Maybe this doesn't impact you because you are quite self-sufficient in your training and you have the time, knowledge and equipment to workout independently.

Maybe you reacted quickly and are all set to continue your training with a service and/or equipment.

Maybe you reacted and are keeping yourself busy, but not sure how its working out for the long run.

Maybe you didn't react, and are now 'out of sorts' because your routine is gone.

Maybe you haven't reacted because you don't know how, or don't have the confidence to train independently.

Maybe you didn't have any training schedule pre-Lockdown but are thinking about it now because there's less distractions from your day-to-day.

Maybe you don't have time for yourself because of personal commitments, or something else.

Are any of these you?

Okay. So. Now what?

Here are a few certified 'LFB reviews' of various training media that you can access, along with a rough explanation of how they work. Some pros and cons are applicable across the platforms, such as music licensing issues, but I have outlined the main points here.

Maybe something will take your funcy.

There will be many other platforms available to explore, but listen, I don't have all day.

Les Mills On Demand

What: Maybe the most obvious one to be at the top of this list. Most of the world-class Les Mills group ex programmes available in your own home. Your gym may have offered you this service in lieu of their Group Ex timetable.

How: Payable subscription, via the LMOD app. Can be streamed to Smart TV from device. Choose from different workouts with dozens of releases and formats available (30 min, 45 min, 55 min...)

Pros: Available anytime, anywhere. Trusted workout formats - press play and go. Large variety of workouts and options. High music/ video quality as not 'live streamed'. Free trial available.
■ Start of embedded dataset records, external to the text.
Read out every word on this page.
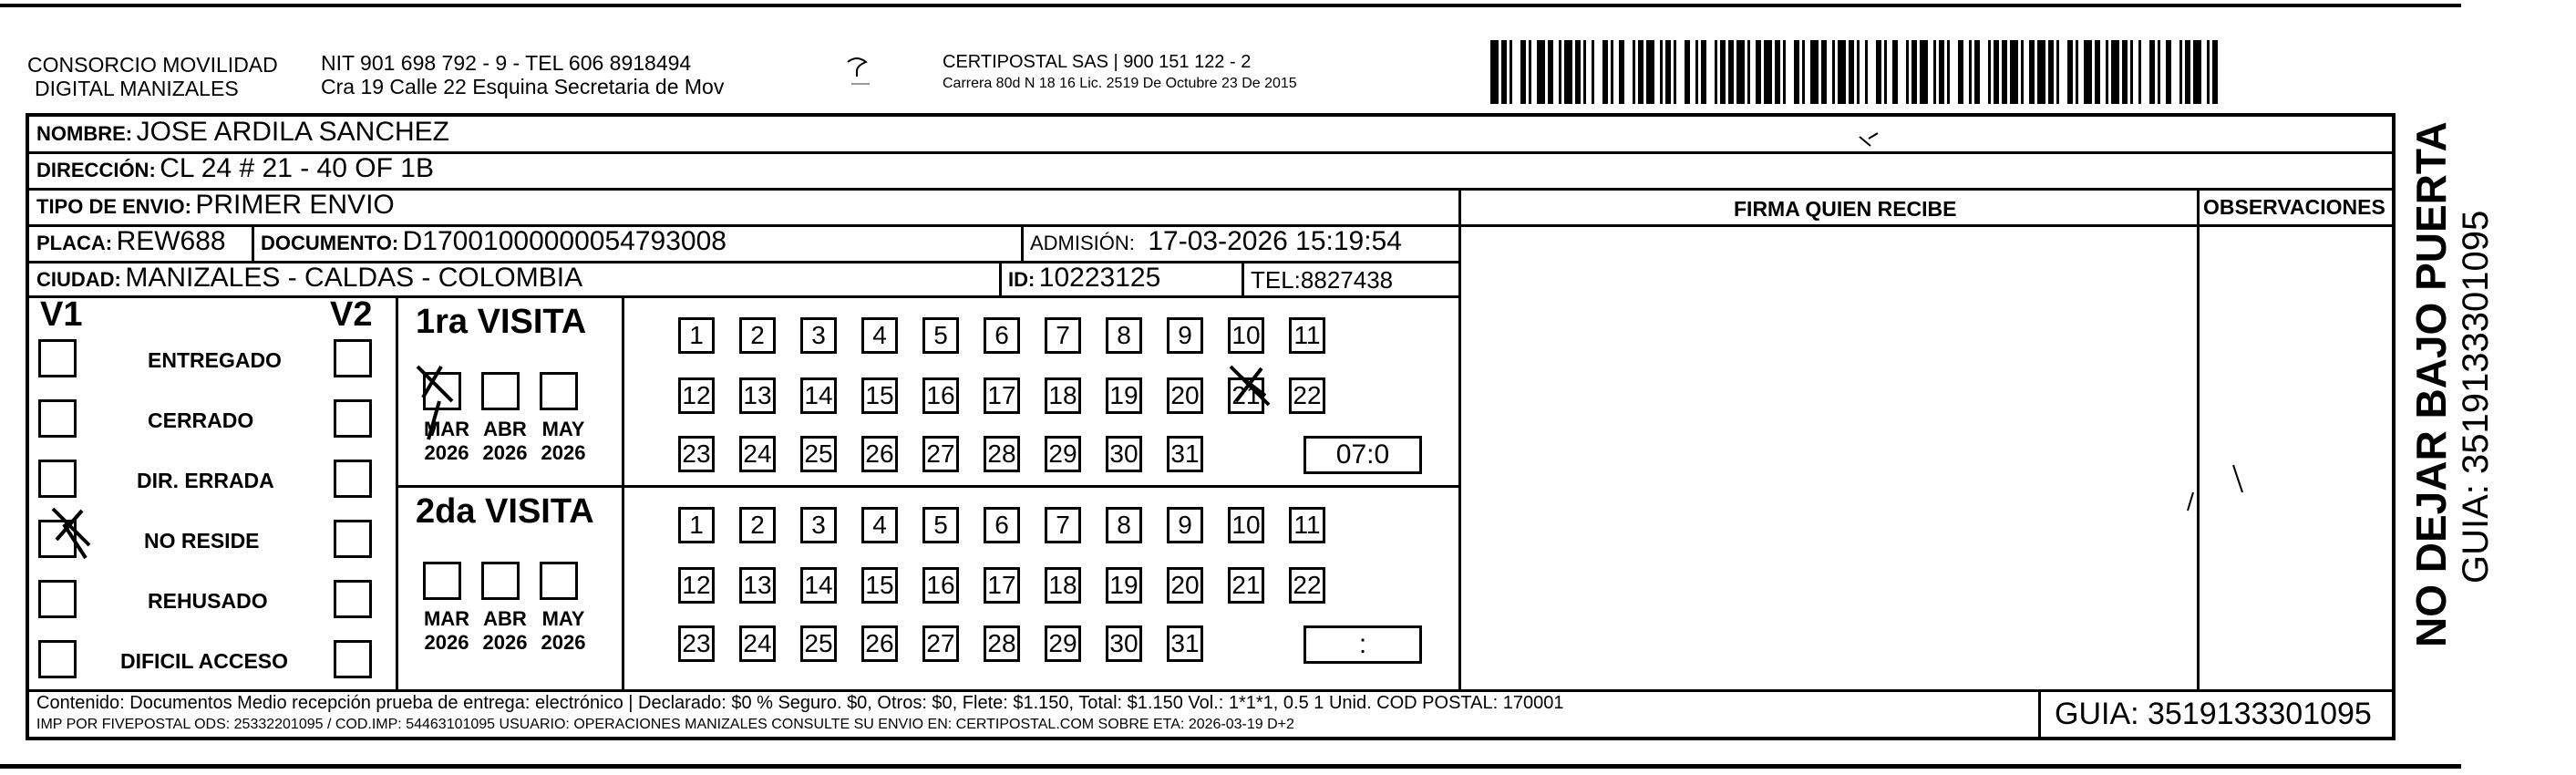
CONSORCIO MOVILIDAD
DIGITAL MANIZALES
NIT 901 698 792 - 9 - TEL 606 8918494
Cra 19 Calle 22 Esquina Secretaria de Mov
CERTIPOSTAL SAS | 900 151 122 - 2
Carrera 80d N 18 16 Lic. 2519 De Octubre 23 De 2015
NOMBRE: JOSE ARDILA SANCHEZ
DIRECCIÓN: CL 24 # 21 - 40 OF 1B
TIPO DE ENVIO: PRIMER ENVIO	FIRMA QUIEN RECIBE	OBSERVACIONES
PLACA: REW688 DOCUMENTO: D17001000000054793008	ADMISIÓN: 17-03-2026 15:19:54
CIUDAD: MANIZALES - CALDAS - COLOMBIA	ID: 10223125	TEL:8827438
V1	V2
ENTREGADO
CERRADO
DIR. ERRADA
NO RESIDE
REHUSADO
DIFICIL ACCESO
1ra VISITA
MAR
2026
ABR
2026
MAY
2026
1	2	3	4	5	6	7	8	9	10 11
12 13 14 15 16 17 18 19 20 21 22
23 24 25 26 27 28 29 30 31	07:0
2da VISITA
MAR
2026
ABR
2026
MAY
2026
1	2	3	4	5	6	7	8	9	10 11
12 13 14 15 16 17 18 19 20 21 22
23 24 25 26 27 28 29 30 31	:
Contenido: Documentos Medio recepción prueba de entrega: electrónico | Declarado: $0 % Seguro. $0, Otros: $0, Flete: $1.150, Total: $1.150 Vol.: 1*1*1, 0.5 1 Unid. COD POSTAL: 170001
IMP POR FIVEPOSTAL ODS: 25332201095 / COD.IMP: 54463101095 USUARIO: OPERACIONES MANIZALES CONSULTE SU ENVIO EN: CERTIPOSTAL.COM SOBRE ETA: 2026-03-19 D+2	GUIA: 3519133301095
NO DEJAR BAJO PUERTA GUIA: 3519133301095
Cons: Payable service after free trial - approx. £9.99 per month (although I believe it is great value for money), no tailored coaching, less 'interactive' than other options below. Some workouts require equipment, but can be modified.

LFB Rating: 4.5/5

Zoom Workouts

What: Two-way live workout experience. Chances are your trainer, gym, group ex instructor (or other type of coach) will be using Zoom right now to stream live workouts.

How: Download app to device (laptop usually best), you can see your trainer and they can see you - if you opt for camera on. They may charge you for classes, or they may be free. In either case you will be provided with a code and password to join the workout.

Pros: As close to a normal 'group exercise' experience as you will probably get. You can see your trainer and you will be part of a 'class' environment. People can see each other and communicate - good motivation to work hard! You can be coached on your performance/ technique to ensure you are working the best you can. In theory you could work out with any trainer anywhere in the world.

Cons: The success is heavily dependent on the host (the trainer), for example; their camera position, their clarity in their mic, their internet speed (as well as yours). Exercise to music/ choreographed workouts are particularly painstaking as they are reliant upon decent internet speeds and the sound set-up on the trainer's behalf. Host should always mute participants during the workout otherwise you'll probably hear household background noise or dreadful feedback from the mic.

LFB Rating: 4/5

Facebook / Instagram Live Workouts

What: A one-way transmission for live-streaming workouts

How: Can be available publicly or to a closed group, your trainer will direct you to the live stream. These might be free or paid, depending on your trainer.

Pros: Join in with a real-time workout by a trainer you know, or someone you follow on social media.

Cons: One-way interaction, no tailored coaching. Music licensing/ copyright limitations - video can be stopped by Facebook if suspected. Not ideal if you don't have a social media account.

LFB Rating: 3/5

YouTube Workouts

What: Can be live* or pre-recorded

How: Go to and search for the type of workout you'd like to do.

Pros: Free resource, available anytime anywhere. No need for an account. Thousands of options available.

Cons: Often too much choice and little insight into the actual quality of the workout/ trainer. One way; so no tailored coaching.

*I am yet to try a YouTube live workout! Let me know if you have!

LFB Rating 3/5

Instagram Blogger Workouts

What: Often free workouts posted by trainers, athletes or influencers

How: Posted on Instagram by accounts that offer this service (most do nowadays) - watch the tutorial (usually there is one) and screenshot the workout from the caption below.

Pros: Free resource, can be saved and done later.

Cons: As before, often too much choice and little insight into the actual quality of the workout/ trainer. One way; so no tailored coaching. Dependant on your own drive to exercise.

LFB Rating 2.5/5

Home Programmes ("30-day [insert generic goal here] plan")

What: Free or paid downloadable content from a trainer or influencer

How: Usually through social media; a trainer will advertise their programmes available at a cost to purchase. This might be emailed to you as a PDF, or they may have an app for you to download and work through some resources there.

Pros: A complete plan that you can work through from start to finish.

Cons: Levels of user support vary - check what you get for your money. Level of commitment required, desired results not always guaranteed!

LFB Rating: 3/5


What: Good ol' fashioned running, the great outdoors

How: One foot in front of the other. Usually supplemented by a tracking app such as 'Strava', 'MapMyRun' or 'Run Keeper'

Pros: Free to do, measurable, can be varied through distance/ exertion (for example longer trail runs, shorter in-town runs, hill sprints).

Cons: Depends on your personal preference, I find running (steady state cardio) quite hard to do. Some people may be limited by how much running they can do because joint/ skeletal issues make high impact exercise difficult. Definitely need decent* trainers that won't cause problems. Can you leave your home just now due to childcare, or are you shielding/ isolating?

*Decent for your needs, not 'decent' price tag

LFB Rating 3.5/5


What: Hit the road on two wheels.

How: Get your hands on a bicycle. As above, can be supplemented by tracking apps.

Pros: As above.

Cons: As above, depends on how accessible a bike is to you (£££), and the road network around your home. As before, can you leave your home?